Fine Impressions: Whistler, Freer, and Venice
In 1887, museum founder Charles Lang Freer purchased the entire Second Venice Set, twenty-six atmospheric etchings by James McNeill Whistler. Freer acquired the prints—his first works by Whistler—after his business associate, New York attorney Howard Mansfield, invited him to inspect some especially “fine impressions” of etchings by the artist.
Up to that point, Freer had been uninterested in works by the expatriate American. “Why anyone in the world should make any fuss over Whistler as an artist” was, he said, beyond him. Viewing Mansfield’s collection changed Freer’s mind.
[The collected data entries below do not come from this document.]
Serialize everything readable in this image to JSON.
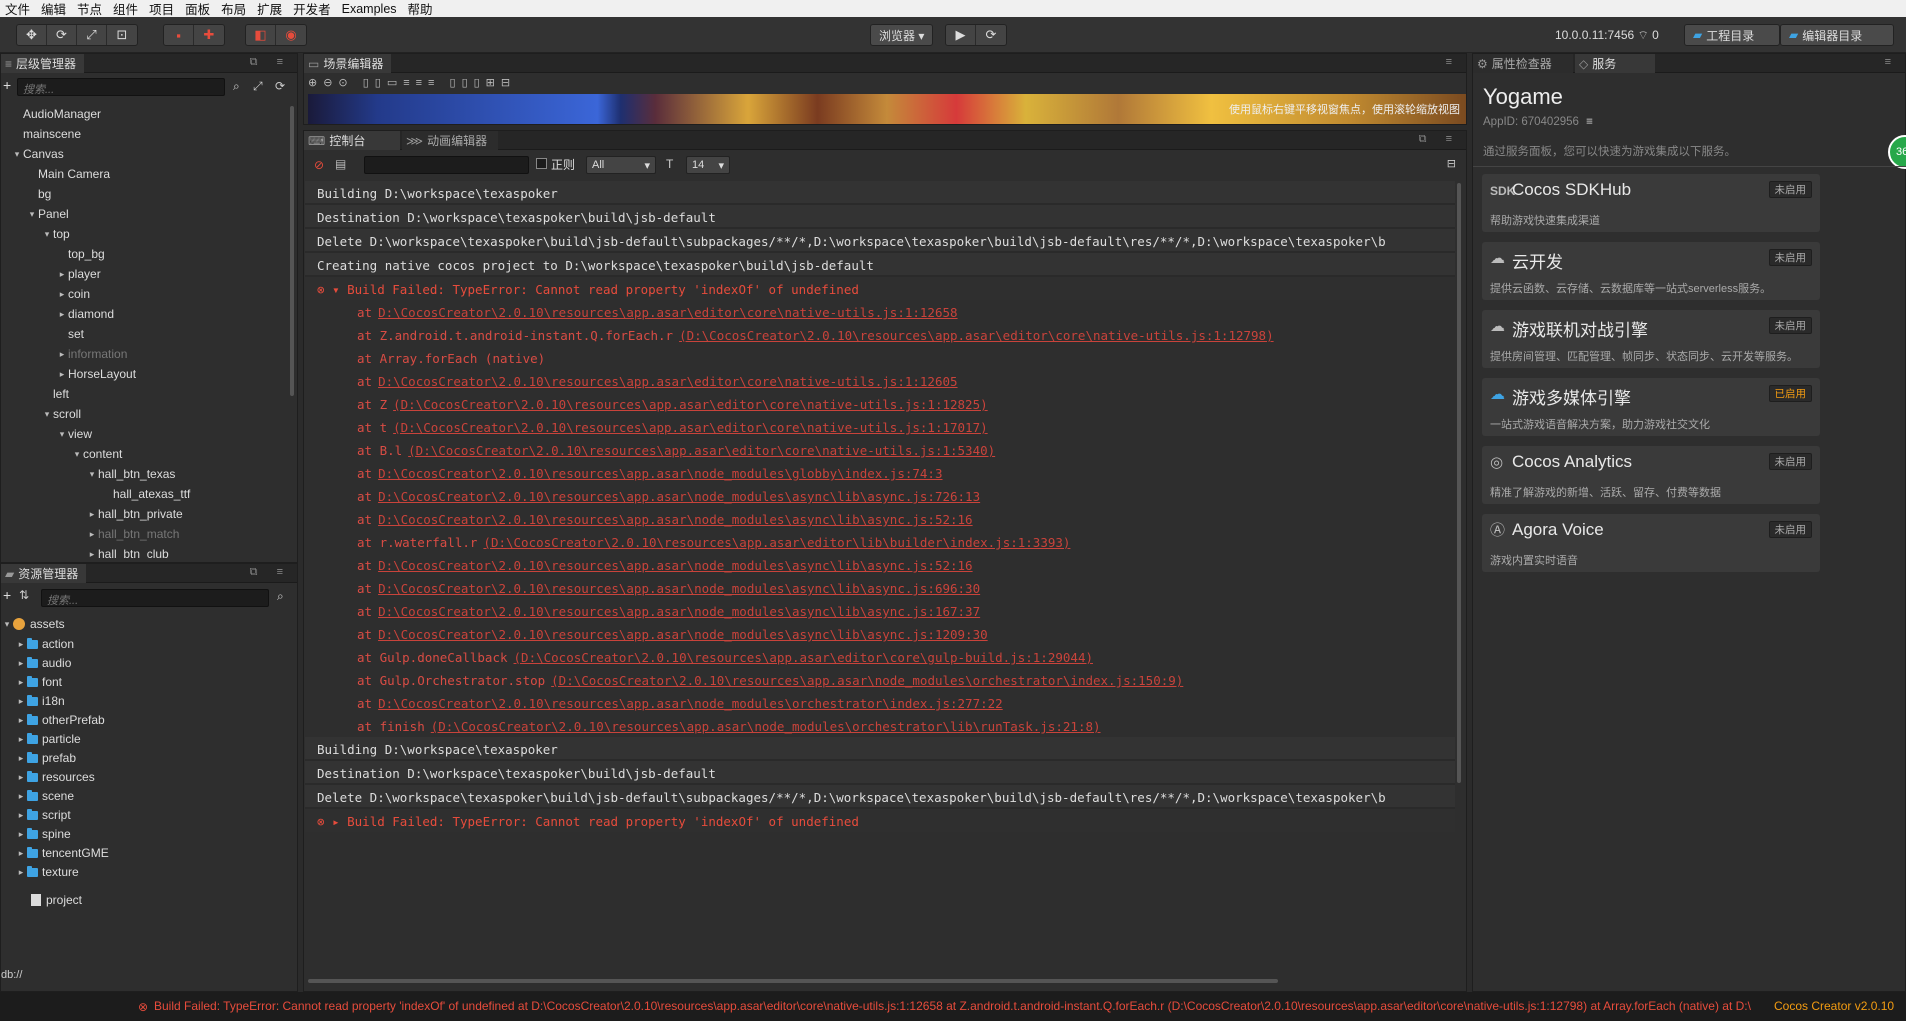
{
  "menubar": {
    "items": [
      "文件",
      "编辑",
      "节点",
      "组件",
      "项目",
      "面板",
      "布局",
      "扩展",
      "开发者",
      "Examples",
      "帮助"
    ]
  },
  "toolbar": {
    "browser_label": "浏览器 ▾",
    "ip": "10.0.0.11:7456",
    "conn_count": "0",
    "project_dir": "工程目录",
    "editor_dir": "编辑器目录"
  },
  "hierarchy": {
    "tab": "层级管理器",
    "search_placeholder": "搜索...",
    "nodes": [
      {
        "label": "AudioManager",
        "indent": 0,
        "arrow": ""
      },
      {
        "label": "mainscene",
        "indent": 0,
        "arrow": ""
      },
      {
        "label": "Canvas",
        "indent": 0,
        "arrow": "▾"
      },
      {
        "label": "Main Camera",
        "indent": 1,
        "arrow": ""
      },
      {
        "label": "bg",
        "indent": 1,
        "arrow": ""
      },
      {
        "label": "Panel",
        "indent": 1,
        "arrow": "▾"
      },
      {
        "label": "top",
        "indent": 2,
        "arrow": "▾"
      },
      {
        "label": "top_bg",
        "indent": 3,
        "arrow": ""
      },
      {
        "label": "player",
        "indent": 3,
        "arrow": "▸"
      },
      {
        "label": "coin",
        "indent": 3,
        "arrow": "▸"
      },
      {
        "label": "diamond",
        "indent": 3,
        "arrow": "▸"
      },
      {
        "label": "set",
        "indent": 3,
        "arrow": ""
      },
      {
        "label": "information",
        "indent": 3,
        "arrow": "▸",
        "dim": true
      },
      {
        "label": "HorseLayout",
        "indent": 3,
        "arrow": "▸"
      },
      {
        "label": "left",
        "indent": 2,
        "arrow": ""
      },
      {
        "label": "scroll",
        "indent": 2,
        "arrow": "▾"
      },
      {
        "label": "view",
        "indent": 3,
        "arrow": "▾"
      },
      {
        "label": "content",
        "indent": 4,
        "arrow": "▾"
      },
      {
        "label": "hall_btn_texas",
        "indent": 5,
        "arrow": "▾"
      },
      {
        "label": "hall_atexas_ttf",
        "indent": 6,
        "arrow": ""
      },
      {
        "label": "hall_btn_private",
        "indent": 5,
        "arrow": "▸"
      },
      {
        "label": "hall_btn_match",
        "indent": 5,
        "arrow": "▸",
        "dim": true
      },
      {
        "label": "hall_btn_club",
        "indent": 5,
        "arrow": "▸"
      }
    ]
  },
  "assets": {
    "tab": "资源管理器",
    "search_placeholder": "搜索...",
    "root": "assets",
    "folders": [
      "action",
      "audio",
      "font",
      "i18n",
      "otherPrefab",
      "particle",
      "prefab",
      "resources",
      "scene",
      "script",
      "spine",
      "tencentGME",
      "texture"
    ],
    "file": "project",
    "footer": "db://"
  },
  "scene": {
    "tab": "场景编辑器",
    "hint": "使用鼠标右键平移视窗焦点，使用滚轮缩放视图"
  },
  "console": {
    "tab_console": "控制台",
    "tab_anim": "动画编辑器",
    "regex_label": "正则",
    "filter_value": "All",
    "font_size": "14",
    "logs": [
      {
        "type": "info",
        "text": "Building D:\\workspace\\texaspoker"
      },
      {
        "type": "info",
        "text": "Destination D:\\workspace\\texaspoker\\build\\jsb-default"
      },
      {
        "type": "info",
        "text": "Delete D:\\workspace\\texaspoker\\build\\jsb-default\\subpackages/**/*,D:\\workspace\\texaspoker\\build\\jsb-default\\res/**/*,D:\\workspace\\texaspoker\\b"
      },
      {
        "type": "info",
        "text": "Creating native cocos project to D:\\workspace\\texaspoker\\build\\jsb-default"
      },
      {
        "type": "err",
        "text": "Build Failed: TypeError: Cannot read property 'indexOf' of undefined",
        "open": true
      },
      {
        "type": "trace",
        "fn": "at",
        "loc": "D:\\CocosCreator\\2.0.10\\resources\\app.asar\\editor\\core\\native-utils.js:1:12658"
      },
      {
        "type": "trace",
        "fn": "at Z.android.t.android-instant.Q.forEach.r",
        "loc": "(D:\\CocosCreator\\2.0.10\\resources\\app.asar\\editor\\core\\native-utils.js:1:12798)"
      },
      {
        "type": "trace",
        "fn": "at Array.forEach (native)",
        "loc": ""
      },
      {
        "type": "trace",
        "fn": "at",
        "loc": "D:\\CocosCreator\\2.0.10\\resources\\app.asar\\editor\\core\\native-utils.js:1:12605"
      },
      {
        "type": "trace",
        "fn": "at Z",
        "loc": "(D:\\CocosCreator\\2.0.10\\resources\\app.asar\\editor\\core\\native-utils.js:1:12825)"
      },
      {
        "type": "trace",
        "fn": "at t",
        "loc": "(D:\\CocosCreator\\2.0.10\\resources\\app.asar\\editor\\core\\native-utils.js:1:17017)"
      },
      {
        "type": "trace",
        "fn": "at B.l",
        "loc": "(D:\\CocosCreator\\2.0.10\\resources\\app.asar\\editor\\core\\native-utils.js:1:5340)"
      },
      {
        "type": "trace",
        "fn": "at",
        "loc": "D:\\CocosCreator\\2.0.10\\resources\\app.asar\\node_modules\\globby\\index.js:74:3"
      },
      {
        "type": "trace",
        "fn": "at",
        "loc": "D:\\CocosCreator\\2.0.10\\resources\\app.asar\\node_modules\\async\\lib\\async.js:726:13"
      },
      {
        "type": "trace",
        "fn": "at",
        "loc": "D:\\CocosCreator\\2.0.10\\resources\\app.asar\\node_modules\\async\\lib\\async.js:52:16"
      },
      {
        "type": "trace",
        "fn": "at r.waterfall.r",
        "loc": "(D:\\CocosCreator\\2.0.10\\resources\\app.asar\\editor\\lib\\builder\\index.js:1:3393)"
      },
      {
        "type": "trace",
        "fn": "at",
        "loc": "D:\\CocosCreator\\2.0.10\\resources\\app.asar\\node_modules\\async\\lib\\async.js:52:16"
      },
      {
        "type": "trace",
        "fn": "at",
        "loc": "D:\\CocosCreator\\2.0.10\\resources\\app.asar\\node_modules\\async\\lib\\async.js:696:30"
      },
      {
        "type": "trace",
        "fn": "at",
        "loc": "D:\\CocosCreator\\2.0.10\\resources\\app.asar\\node_modules\\async\\lib\\async.js:167:37"
      },
      {
        "type": "trace",
        "fn": "at",
        "loc": "D:\\CocosCreator\\2.0.10\\resources\\app.asar\\node_modules\\async\\lib\\async.js:1209:30"
      },
      {
        "type": "trace",
        "fn": "at Gulp.doneCallback",
        "loc": "(D:\\CocosCreator\\2.0.10\\resources\\app.asar\\editor\\core\\gulp-build.js:1:29044)"
      },
      {
        "type": "trace",
        "fn": "at Gulp.Orchestrator.stop",
        "loc": "(D:\\CocosCreator\\2.0.10\\resources\\app.asar\\node_modules\\orchestrator\\index.js:150:9)"
      },
      {
        "type": "trace",
        "fn": "at",
        "loc": "D:\\CocosCreator\\2.0.10\\resources\\app.asar\\node_modules\\orchestrator\\index.js:277:22"
      },
      {
        "type": "trace",
        "fn": "at finish",
        "loc": "(D:\\CocosCreator\\2.0.10\\resources\\app.asar\\node_modules\\orchestrator\\lib\\runTask.js:21:8)"
      },
      {
        "type": "info",
        "text": "Building D:\\workspace\\texaspoker"
      },
      {
        "type": "info",
        "text": "Destination D:\\workspace\\texaspoker\\build\\jsb-default"
      },
      {
        "type": "info",
        "text": "Delete D:\\workspace\\texaspoker\\build\\jsb-default\\subpackages/**/*,D:\\workspace\\texaspoker\\build\\jsb-default\\res/**/*,D:\\workspace\\texaspoker\\b"
      },
      {
        "type": "err",
        "text": "Build Failed: TypeError: Cannot read property 'indexOf' of undefined",
        "open": false
      }
    ]
  },
  "services": {
    "tab_inspector": "属性检查器",
    "tab_services": "服务",
    "title": "Yogame",
    "appid": "AppID: 670402956",
    "intro": "通过服务面板，您可以快速为游戏集成以下服务。",
    "badge_num": "36",
    "cards": [
      {
        "icon": "sdkhub-icon",
        "glyph": "SDK",
        "title": "Cocos SDKHub",
        "desc": "帮助游戏快速集成渠道",
        "status": "未启用",
        "on": false
      },
      {
        "icon": "cloud-icon",
        "glyph": "☁",
        "title": "云开发",
        "desc": "提供云函数、云存储、云数据库等一站式serverless服务。",
        "status": "未启用",
        "on": false
      },
      {
        "icon": "cloud-icon",
        "glyph": "☁",
        "title": "游戏联机对战引擎",
        "desc": "提供房间管理、匹配管理、帧同步、状态同步、云开发等服务。",
        "status": "未启用",
        "on": false
      },
      {
        "icon": "cloud-blue-icon",
        "glyph": "☁",
        "title": "游戏多媒体引擎",
        "desc": "一站式游戏语音解决方案，助力游戏社交文化",
        "status": "已启用",
        "on": true
      },
      {
        "icon": "analytics-icon",
        "glyph": "◎",
        "title": "Cocos Analytics",
        "desc": "精准了解游戏的新增、活跃、留存、付费等数据",
        "status": "未启用",
        "on": false
      },
      {
        "icon": "agora-icon",
        "glyph": "Ⓐ",
        "title": "Agora Voice",
        "desc": "游戏内置实时语音",
        "status": "未启用",
        "on": false
      }
    ]
  },
  "status": {
    "error": "Build Failed: TypeError: Cannot read property 'indexOf' of undefined at D:\\CocosCreator\\2.0.10\\resources\\app.asar\\editor\\core\\native-utils.js:1:12658 at Z.android.t.android-instant.Q.forEach.r (D:\\CocosCreator\\2.0.10\\resources\\app.asar\\editor\\core\\native-utils.js:1:12798) at Array.forEach (native) at D:\\",
    "version": "Cocos Creator v2.0.10"
  },
  "colors": {
    "accent": "#3ea3e3",
    "error": "#e74c3c",
    "enabled": "#f39c12"
  }
}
As he later remarked to Mansfield, “My purchasing, I recall, began the day thereafter, and has continued ever since whenever opportunity has offered.”
Freer’s precipitous act marked the beginning of a long and fruitful partnership with Whistler. The mutually beneficial relationship between collector and artist eventually led to the founding of the Freer Gallery, today the world’s largest and finest repository of works by Whistler.
The Second Venice Set is well known within Whistler’s oeuvre. It has most frequently been exhibited to highlight changes in Whistler’s style and to underscore the popularity of Venice as a tourist destination and artistic subject. Fine Impressions, however, tells the story from Freer’s perspective: how his epiphany in Mansfield’s apartment and his acquisition of the Second Venice Set catalyzed a shift in taste and came to shape his legacy as a connoisseur and collector.